Following the Prime Minister's statement on the European Council meeting Anne Main raises concerns of misuse of the EU institutions, such as the European Commission and the European Court of Justice, by the 25 countries who have signed up to the new intergovernmental agreement on tighter fiscal rules.
Mrs Anne Main (St Albans) (Con): In December, the Minister for Europe said in response to my right hon. Friend the Member for Wokingham (Mr Redwood) that
“we understand why those countries want to use the institutions, but it is new territory and raises important issues that we will need to explore with our colleagues in those other European countries.”—[Official Report, 13 December 2011; Vol. 537, c. 718.]
Further, today my right hon. Friend the Prime Minister has said there are legal implications as a result of the discussions he has had. Does he share my concern that by invoking the institutions we may well end up in a Jarndyce v. Jarndyce-type legal squabble with the European Court of Justice that will not go in our favour?

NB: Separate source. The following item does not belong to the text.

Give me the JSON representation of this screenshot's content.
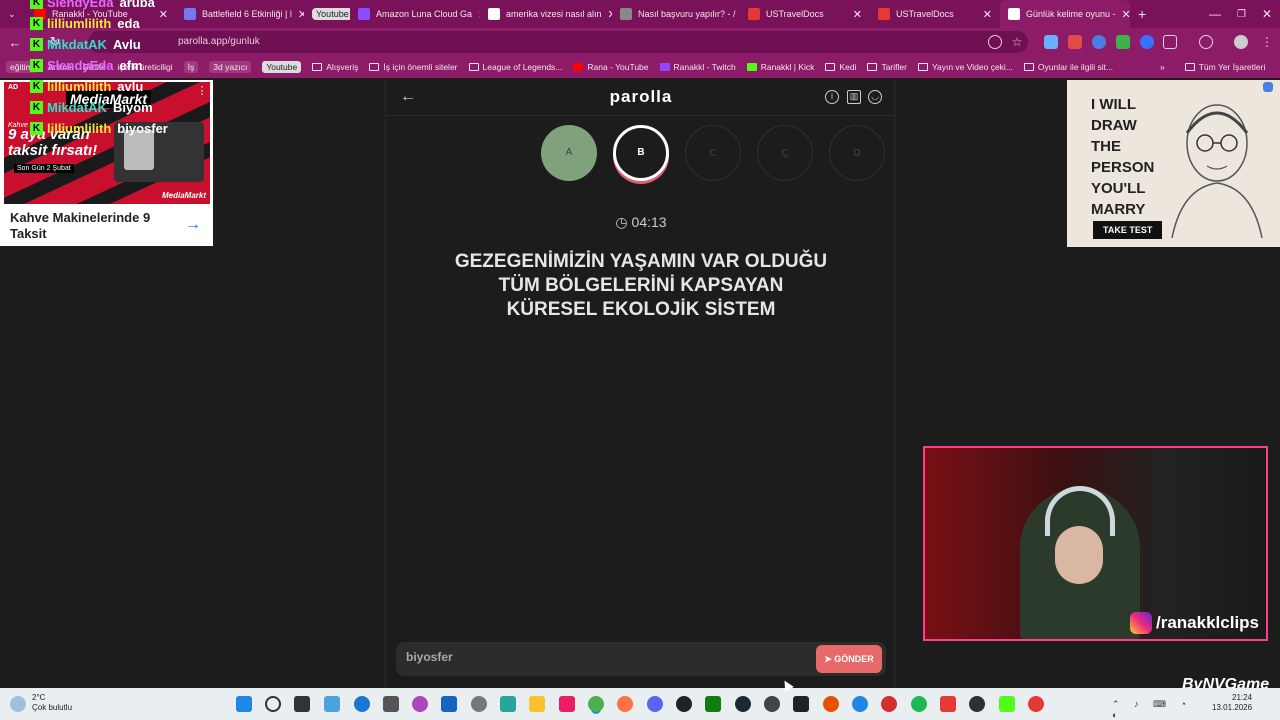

The Prime Minister: That is not my concern; instead, my concern is that although there are uses of the EU institutions that are already sanctioned by existing treaties and to which we could not possibly object, this agreement between the 25 countries goes further than that and raises legal concerns. So we are right to raise them and use the leverage to try to keep this new organisation on the straight and narrow path of fiscal union rather than moving over into the single currency. I do not really fear what my hon. Friend says, because of course people can take cases about what has been signed to the European Court, but that is not going to drag Britain into a treaty that we are not part of. That is another advantage of not having signed the treaty.